A man claiming to be the neighbor of Supreme Court Associate Justice Amy Coney Barrett had a simple message for the protesters gathered in front of her home Friday.
Daily Signal news producer Douglas Blair asked the man about his view on the protests in front of Barrett’s home in response to the leaked draft of the Supreme Court majority opinion reportedly slated to overturn Roe v. Wade.
“It’s none of their business, why are they here?” he said. “They have the right to protest but not in front of someone’s house. They live here, this is where she lives.”
“They shouldn’t be doing this. Go home and get a family,” he responded when asked if he had a message for the protesters.

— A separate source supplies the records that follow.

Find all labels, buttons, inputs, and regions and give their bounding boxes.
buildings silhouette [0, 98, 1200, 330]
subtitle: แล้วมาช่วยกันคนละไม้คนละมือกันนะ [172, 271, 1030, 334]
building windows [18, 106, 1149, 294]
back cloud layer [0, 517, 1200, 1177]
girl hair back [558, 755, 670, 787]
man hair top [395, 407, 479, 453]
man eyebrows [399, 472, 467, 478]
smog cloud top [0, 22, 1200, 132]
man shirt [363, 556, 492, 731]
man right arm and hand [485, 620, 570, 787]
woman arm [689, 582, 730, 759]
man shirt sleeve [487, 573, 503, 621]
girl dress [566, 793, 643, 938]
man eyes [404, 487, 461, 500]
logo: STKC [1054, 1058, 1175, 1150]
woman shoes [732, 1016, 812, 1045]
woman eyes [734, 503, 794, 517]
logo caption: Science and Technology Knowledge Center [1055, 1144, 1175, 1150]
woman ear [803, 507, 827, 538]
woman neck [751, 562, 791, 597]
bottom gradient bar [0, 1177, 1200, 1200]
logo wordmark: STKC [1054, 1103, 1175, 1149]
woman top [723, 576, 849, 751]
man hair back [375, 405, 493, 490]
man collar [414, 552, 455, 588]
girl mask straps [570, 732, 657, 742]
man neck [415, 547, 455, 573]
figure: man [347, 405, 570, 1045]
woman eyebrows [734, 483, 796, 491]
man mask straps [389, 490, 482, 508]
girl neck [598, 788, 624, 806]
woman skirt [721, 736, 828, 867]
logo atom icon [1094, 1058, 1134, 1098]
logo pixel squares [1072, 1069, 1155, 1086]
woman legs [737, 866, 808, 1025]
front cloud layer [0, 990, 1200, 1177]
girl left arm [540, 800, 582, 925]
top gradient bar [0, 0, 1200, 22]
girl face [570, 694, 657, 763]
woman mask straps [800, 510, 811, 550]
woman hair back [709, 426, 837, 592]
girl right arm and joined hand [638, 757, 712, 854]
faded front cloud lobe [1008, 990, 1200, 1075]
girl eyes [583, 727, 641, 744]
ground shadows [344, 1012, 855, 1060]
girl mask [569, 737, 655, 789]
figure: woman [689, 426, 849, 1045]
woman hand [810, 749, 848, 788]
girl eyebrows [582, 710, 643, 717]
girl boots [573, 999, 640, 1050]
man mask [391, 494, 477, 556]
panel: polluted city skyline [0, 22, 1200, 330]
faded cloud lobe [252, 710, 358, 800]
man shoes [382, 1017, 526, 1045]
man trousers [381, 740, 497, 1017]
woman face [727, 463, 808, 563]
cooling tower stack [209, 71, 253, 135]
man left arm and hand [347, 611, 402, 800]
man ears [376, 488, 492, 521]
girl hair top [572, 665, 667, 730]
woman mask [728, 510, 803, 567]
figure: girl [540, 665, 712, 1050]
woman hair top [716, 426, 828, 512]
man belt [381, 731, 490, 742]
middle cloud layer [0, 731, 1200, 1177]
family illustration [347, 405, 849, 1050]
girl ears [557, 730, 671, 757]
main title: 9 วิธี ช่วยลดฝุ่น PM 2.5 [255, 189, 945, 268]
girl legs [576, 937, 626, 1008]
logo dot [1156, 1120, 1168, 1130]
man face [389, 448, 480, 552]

Ruth Sent Us, a left-wing group strongly advocating for abortion, released the addresses of the six conservative justices after Politico obtained and released the alleged draft opinion May 2. Pro-abortion protesters then formed demonstrations in front of the justices’ homes, including Justice Samuel Alito, who authored the majority opinion draft. (RELATED: Pence Sounds Off On Abortion Activists’ Plans To Protest Mother’s Day Church Services)
Demonstrators have also protested at the homes of Associate Justice Brett Kavanaugh and Chief Justice John Roberts. A group of people showed up to Barrett’s home wearing red robes white bonnets in reference to “The Handmaid’s Tale,” a dystopian novel written by Margaret Atwood about an overbearing patriarchal society, Newsweek reported.
“The right to your own body — to do what you want with your own body — is the most personal freedom you can have,” one protesters said, according to Newsweek. “It should be self-evident that it’s wrong to force women to go through with an unwanted pregnancy.”
A White House reporter pressed White House press secretary Jen Psaki at a Monday briefing about a federal statute outlawing protesters from attempting to influence the opinion of a court judge or justice by forming protests outside of their private residences. The law states a decision cannot be influenced by organizing “pickets or parades near or in a building housing a court of the United States, or in or near a building or residence occupied or used by such a judge, juror, witness or court officer.”
Psaki said the White House is not encouraging anyone to break the law but continues to support the right to peaceful protest.